September 25, 2012

Modular MacPro design Concept

New design for a MacPro.

It is radical departure from current workstations.
It could be a MacPro for the next 10 years.

Key Design features:

1. Modular Design

Like a Lego Blocks. Computer built from different interlocking sections, highly customizable.
Sections seamlessly connect, and share power & data (Thunderbolt).
Different sections: CPU, Optical, Power Supply, PCI, HDD etc.

One user needs are very different from others, so should be a MacPro.

2. Pro & Consumer CPU Options

Server class dual CPUs (Xenon E5), 8 DIMM ECC memory slots.

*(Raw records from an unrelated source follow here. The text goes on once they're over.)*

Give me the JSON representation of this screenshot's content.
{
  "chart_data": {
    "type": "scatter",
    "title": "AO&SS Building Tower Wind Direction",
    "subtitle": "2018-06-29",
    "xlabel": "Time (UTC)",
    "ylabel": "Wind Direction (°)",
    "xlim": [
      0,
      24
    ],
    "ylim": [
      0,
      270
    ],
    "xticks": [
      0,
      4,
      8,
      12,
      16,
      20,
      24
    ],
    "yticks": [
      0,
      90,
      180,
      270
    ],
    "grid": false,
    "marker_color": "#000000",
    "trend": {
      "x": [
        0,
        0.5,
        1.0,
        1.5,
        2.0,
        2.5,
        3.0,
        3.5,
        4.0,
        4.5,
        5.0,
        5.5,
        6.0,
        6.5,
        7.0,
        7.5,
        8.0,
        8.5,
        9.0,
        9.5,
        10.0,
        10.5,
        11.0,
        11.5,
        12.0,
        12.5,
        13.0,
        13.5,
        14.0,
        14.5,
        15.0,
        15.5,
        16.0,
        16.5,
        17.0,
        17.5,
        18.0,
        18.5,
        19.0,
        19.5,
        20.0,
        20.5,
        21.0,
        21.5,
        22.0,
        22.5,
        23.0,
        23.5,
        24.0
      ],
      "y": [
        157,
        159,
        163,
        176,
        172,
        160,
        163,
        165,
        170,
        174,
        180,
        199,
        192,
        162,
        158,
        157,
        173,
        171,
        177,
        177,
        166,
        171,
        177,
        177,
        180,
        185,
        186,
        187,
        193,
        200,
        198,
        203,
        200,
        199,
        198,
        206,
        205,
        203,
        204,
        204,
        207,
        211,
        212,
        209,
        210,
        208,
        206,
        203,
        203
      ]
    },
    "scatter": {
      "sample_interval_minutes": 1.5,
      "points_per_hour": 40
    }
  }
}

Consumer CPU i3, i5, i7, 4 DIMM slots.

3. Entering new markets

Various configurations:
  • Small home/ iTunes Server - Competes with NAS makers (QNAP, Synology)
  • Pro Servers (again)
  • Consumers Workstations (Headless iMac)
  • Base Consumer (little better than Mac Mini)
  • Pro Workstations

Peter Zigich


  1. Peter,

    Thanks for sharing this. The modularity is an interesting way to look at things. I fear 'real world' circumstances such as structural stability (when lifting this up by the handles) and the cost of manufacturing the various units would make it untenable. Made me smile, though.


  2. This is very clever.

    As a Web and Graphic Designer, and a Mac Pro user, I have felt that at times the Mac Pro was sometimes an odd fit. My needs might be different from a CAD Engineer, or a Video producer, or a rabid gamer.

    Since the Mac Pro seems to be Apples orphan, there are no longer Mac Pro graphics in Apple stores, I wonder about the platforms future. Tim Cook has promised us "something great" in 2013... but that could easily be an odd beast such as an "iMac Pro"

  3. This is really nice! We all just could wish that Apple will catch up on this!
    Just missing one "modular variant" where it fits in 19" server racks

  4. I like the concept. Manufacturing, predicting demand, warehousing, and all that would be a challenge. I think it would be nice of Apple to license a special Pro version of their OS so that the small group of workstation users could make Hackintosh computers that could fit their own needs. Its a very small bunch.